Quelqu’un vous a confiée

? C’est une explication plutôt inhabituelle. Êtes-vous médecin ou autre chose

?

» Bai Qianqian était un peu perplexe. Il n’y avait pas de femmes médecins au palais, et elle ne ressemblait pas non plus à une servante. Quelle était sa véritable identité

?

« Nous ne sommes que… des connaissances. » Ils avaient été assassins pour le Hall de la Mort, mais malgré leur appartenance à la même faction, ils se parlaient rarement. Leurs missions respectives les amenaient à se voir rarement, et elle lui avait déjà rendu la pareille. Ils n'étaient plus que des connaissances. Depuis qu'elle avait quitté le Hall de la Mort, elle n'était plus la sorcière Bingye

; elle s'appelait désormais Piaoye.

« La connaître ? » Peu de gens devraient connaître Aigle Volant. C'était un assassin, alors logiquement… se pourrait-il… qu'elle soit… « Tu es… la sorcière Feuille de Glace ! » s'exclama Bai Qianqian d'une voix assurée et enthousiaste.

« Ce n'est plus comme ça. » Désormais, elle vivrait sa vie comme elle l'entendait. Même si échapper à la traque du Hall du Meurtre Absolu avait été une véritable épreuve, au moins elle était libre et n'aurait plus à passer sa vie à tuer ou à tenter de tuer… « Il doit être en sécurité maintenant, n'est-ce pas ? J'ai donc accompli ma mission. Au revoir. » Sur ces mots, prononcés d'un ton indifférent et posé, Piaoye se tourna et partit.

« Attends ! Piaoye… si tu veux, on peut être amies ? » Bai Qianqian lui serra la main, le regard fixé sur elle, plein d’espoir. « Je t’admire, je t’aime beaucoup ! On peut être amies ? »

« Toi… » À cet instant, Piaoye fut surprise.

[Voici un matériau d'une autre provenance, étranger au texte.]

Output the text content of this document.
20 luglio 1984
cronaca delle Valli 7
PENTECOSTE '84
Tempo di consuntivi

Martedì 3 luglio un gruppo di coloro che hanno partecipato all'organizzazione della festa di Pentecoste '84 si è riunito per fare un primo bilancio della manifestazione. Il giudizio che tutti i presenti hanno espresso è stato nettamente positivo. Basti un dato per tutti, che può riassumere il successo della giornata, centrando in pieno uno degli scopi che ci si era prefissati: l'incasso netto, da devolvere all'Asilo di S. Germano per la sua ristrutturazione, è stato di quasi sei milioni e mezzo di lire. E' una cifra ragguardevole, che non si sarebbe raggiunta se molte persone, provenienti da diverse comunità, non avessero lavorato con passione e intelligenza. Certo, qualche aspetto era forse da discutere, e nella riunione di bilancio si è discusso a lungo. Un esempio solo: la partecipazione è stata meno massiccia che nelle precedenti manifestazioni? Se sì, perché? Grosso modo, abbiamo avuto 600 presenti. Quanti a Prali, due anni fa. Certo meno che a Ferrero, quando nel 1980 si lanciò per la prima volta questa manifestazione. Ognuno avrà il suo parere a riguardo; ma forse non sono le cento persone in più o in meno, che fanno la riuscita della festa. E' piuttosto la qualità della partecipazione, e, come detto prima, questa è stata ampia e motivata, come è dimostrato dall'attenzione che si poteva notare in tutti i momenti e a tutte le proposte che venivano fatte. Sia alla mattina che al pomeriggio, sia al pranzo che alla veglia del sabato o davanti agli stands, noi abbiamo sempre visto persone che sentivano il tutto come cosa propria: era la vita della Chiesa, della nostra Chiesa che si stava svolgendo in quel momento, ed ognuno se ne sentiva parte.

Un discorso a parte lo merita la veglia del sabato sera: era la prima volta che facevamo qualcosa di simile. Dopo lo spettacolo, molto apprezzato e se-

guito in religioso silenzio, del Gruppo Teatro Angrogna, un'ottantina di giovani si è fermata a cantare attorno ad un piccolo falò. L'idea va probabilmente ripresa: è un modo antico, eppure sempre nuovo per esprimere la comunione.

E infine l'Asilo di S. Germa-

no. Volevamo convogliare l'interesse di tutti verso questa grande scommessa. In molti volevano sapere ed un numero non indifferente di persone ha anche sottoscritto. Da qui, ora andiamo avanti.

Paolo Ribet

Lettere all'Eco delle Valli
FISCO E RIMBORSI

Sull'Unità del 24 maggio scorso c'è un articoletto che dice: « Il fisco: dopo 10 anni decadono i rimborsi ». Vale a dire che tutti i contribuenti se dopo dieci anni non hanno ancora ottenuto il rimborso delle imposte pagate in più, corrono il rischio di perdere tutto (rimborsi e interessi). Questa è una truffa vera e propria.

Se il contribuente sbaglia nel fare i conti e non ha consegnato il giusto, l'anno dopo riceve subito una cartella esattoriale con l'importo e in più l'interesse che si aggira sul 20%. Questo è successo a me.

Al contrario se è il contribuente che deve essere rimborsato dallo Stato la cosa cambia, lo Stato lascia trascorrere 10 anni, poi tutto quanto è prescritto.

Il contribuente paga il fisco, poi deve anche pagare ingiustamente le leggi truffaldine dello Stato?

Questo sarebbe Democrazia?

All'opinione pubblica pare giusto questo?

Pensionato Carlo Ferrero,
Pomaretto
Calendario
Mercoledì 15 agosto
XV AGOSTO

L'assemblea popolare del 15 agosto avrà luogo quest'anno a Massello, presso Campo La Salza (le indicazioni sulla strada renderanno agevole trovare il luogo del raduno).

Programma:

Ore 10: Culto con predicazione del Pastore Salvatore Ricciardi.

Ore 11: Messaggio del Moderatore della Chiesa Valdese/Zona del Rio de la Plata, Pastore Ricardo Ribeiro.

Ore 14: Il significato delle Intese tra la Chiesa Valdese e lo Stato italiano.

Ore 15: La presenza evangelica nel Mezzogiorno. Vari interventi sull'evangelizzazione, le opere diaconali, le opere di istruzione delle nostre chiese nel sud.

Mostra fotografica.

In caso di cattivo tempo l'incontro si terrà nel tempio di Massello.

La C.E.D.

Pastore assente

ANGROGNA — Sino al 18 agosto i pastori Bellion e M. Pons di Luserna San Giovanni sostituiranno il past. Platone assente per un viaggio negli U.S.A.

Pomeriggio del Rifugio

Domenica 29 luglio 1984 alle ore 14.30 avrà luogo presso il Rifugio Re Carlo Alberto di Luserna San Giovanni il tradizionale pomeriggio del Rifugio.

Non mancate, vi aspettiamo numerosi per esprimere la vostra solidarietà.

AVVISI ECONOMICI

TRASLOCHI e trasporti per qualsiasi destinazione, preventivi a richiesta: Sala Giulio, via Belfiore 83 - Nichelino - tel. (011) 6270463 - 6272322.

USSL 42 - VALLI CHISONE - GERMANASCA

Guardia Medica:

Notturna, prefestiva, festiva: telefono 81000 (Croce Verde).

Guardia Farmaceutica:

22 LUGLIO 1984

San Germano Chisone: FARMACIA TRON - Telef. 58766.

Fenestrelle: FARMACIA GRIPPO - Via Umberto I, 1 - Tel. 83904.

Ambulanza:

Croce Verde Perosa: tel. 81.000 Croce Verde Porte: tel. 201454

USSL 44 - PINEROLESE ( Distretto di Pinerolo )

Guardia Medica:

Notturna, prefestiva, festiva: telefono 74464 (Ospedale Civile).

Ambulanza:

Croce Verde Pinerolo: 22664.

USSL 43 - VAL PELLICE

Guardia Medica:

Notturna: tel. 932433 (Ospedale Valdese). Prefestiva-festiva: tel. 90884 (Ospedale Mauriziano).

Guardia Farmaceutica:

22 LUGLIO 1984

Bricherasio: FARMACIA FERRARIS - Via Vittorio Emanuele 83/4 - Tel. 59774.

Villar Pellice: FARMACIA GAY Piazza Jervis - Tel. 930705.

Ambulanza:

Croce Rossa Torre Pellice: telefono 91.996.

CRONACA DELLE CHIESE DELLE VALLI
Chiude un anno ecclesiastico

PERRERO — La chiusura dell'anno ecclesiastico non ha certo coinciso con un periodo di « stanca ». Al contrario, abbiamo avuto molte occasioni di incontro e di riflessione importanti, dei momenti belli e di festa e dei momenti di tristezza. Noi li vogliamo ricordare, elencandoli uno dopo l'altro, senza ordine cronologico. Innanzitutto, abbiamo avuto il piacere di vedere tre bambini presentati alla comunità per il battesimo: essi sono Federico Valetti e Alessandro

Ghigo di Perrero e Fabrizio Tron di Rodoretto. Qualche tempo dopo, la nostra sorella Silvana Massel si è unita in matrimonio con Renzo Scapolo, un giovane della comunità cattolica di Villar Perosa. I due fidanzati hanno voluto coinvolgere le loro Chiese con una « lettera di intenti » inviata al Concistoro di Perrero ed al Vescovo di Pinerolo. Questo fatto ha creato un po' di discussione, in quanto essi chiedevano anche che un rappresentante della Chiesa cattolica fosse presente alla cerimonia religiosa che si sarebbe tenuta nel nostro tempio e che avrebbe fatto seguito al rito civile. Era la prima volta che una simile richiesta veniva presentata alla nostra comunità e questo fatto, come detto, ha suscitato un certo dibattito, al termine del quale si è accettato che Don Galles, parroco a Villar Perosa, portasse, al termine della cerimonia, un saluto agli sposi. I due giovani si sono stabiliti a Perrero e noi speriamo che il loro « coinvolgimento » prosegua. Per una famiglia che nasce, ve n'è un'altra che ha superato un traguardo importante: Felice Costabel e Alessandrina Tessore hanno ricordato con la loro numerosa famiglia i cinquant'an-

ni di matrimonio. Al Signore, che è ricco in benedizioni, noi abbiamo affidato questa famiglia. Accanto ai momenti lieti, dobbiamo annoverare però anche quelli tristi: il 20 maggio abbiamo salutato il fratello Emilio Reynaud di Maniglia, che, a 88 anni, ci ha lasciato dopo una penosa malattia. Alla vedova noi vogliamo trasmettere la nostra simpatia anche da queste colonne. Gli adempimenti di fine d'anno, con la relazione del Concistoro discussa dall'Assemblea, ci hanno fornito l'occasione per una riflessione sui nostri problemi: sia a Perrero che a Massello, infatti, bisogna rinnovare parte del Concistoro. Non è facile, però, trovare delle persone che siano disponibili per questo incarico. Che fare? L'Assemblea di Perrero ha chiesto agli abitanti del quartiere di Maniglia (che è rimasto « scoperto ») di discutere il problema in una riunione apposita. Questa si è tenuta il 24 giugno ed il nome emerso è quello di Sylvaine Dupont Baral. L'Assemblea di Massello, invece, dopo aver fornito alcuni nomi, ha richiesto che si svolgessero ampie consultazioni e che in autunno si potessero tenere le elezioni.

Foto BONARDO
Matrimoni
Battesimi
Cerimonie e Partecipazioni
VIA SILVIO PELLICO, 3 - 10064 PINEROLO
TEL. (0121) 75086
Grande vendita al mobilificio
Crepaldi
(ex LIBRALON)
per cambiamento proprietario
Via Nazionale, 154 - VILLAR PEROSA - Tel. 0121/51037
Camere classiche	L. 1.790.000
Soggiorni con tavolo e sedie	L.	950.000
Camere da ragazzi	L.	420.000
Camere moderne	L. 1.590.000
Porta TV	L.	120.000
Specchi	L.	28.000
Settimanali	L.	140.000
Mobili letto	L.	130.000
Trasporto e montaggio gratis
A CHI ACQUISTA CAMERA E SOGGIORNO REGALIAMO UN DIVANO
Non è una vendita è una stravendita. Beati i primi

Personne ne l’avait jamais regardée avec autant de sincérité. Ses émotions vacillèrent légèrement. Des amis ? Ils lui semblaient si loin… « Inutile, je n’y suis pas habituée. » Elle refusa calmement. À cet instant précis, elle était constamment traquée par le Hall de la Mort Absolue. Elle était le danger incarné ; comment pouvait-elle impliquer qui que ce soit ?

«

Tu as quelque chose en tête

? Hehe, je n’ai pas peur des ennuis. Ne t’inquiète pas, personne ne me fera de mal. Aigle Volant n’est-il pas comme toi

?

» Bai Qianqian dissipa une fois de plus ses inquiétudes, celles qu’elle avait perçues dans ses yeux.

«

…D’accord, à partir de maintenant, nous sommes amis

!

» Pour la première fois, Piaoye esquissa un sourire sincère, la première fois qu’elle baissait sa garde. Ce sentiment… était si agréable. Pas étonnant que Flying Eagle l’ait tant protégée, jusqu’à sacrifier sa propre vie.

« Piaoye, tu as un si beau sourire ! Tu devrais sourire plus souvent ! » Bai Qianqian souriait, amoureuse. Héhé, elle s'était fait une autre belle amie !

« J’ai… souri ? » Ai-je vraiment souri ? Je ne me souviens même plus de la dernière fois que j’ai souri. « Merci, mais je dois aller à Dali pour affaires. Une fois que j’aurai terminé, je serai enfin libre. Je viendrai vous retrouver. » Avec un autre sourire radieux, Piaoye s’éloigna avec grâce.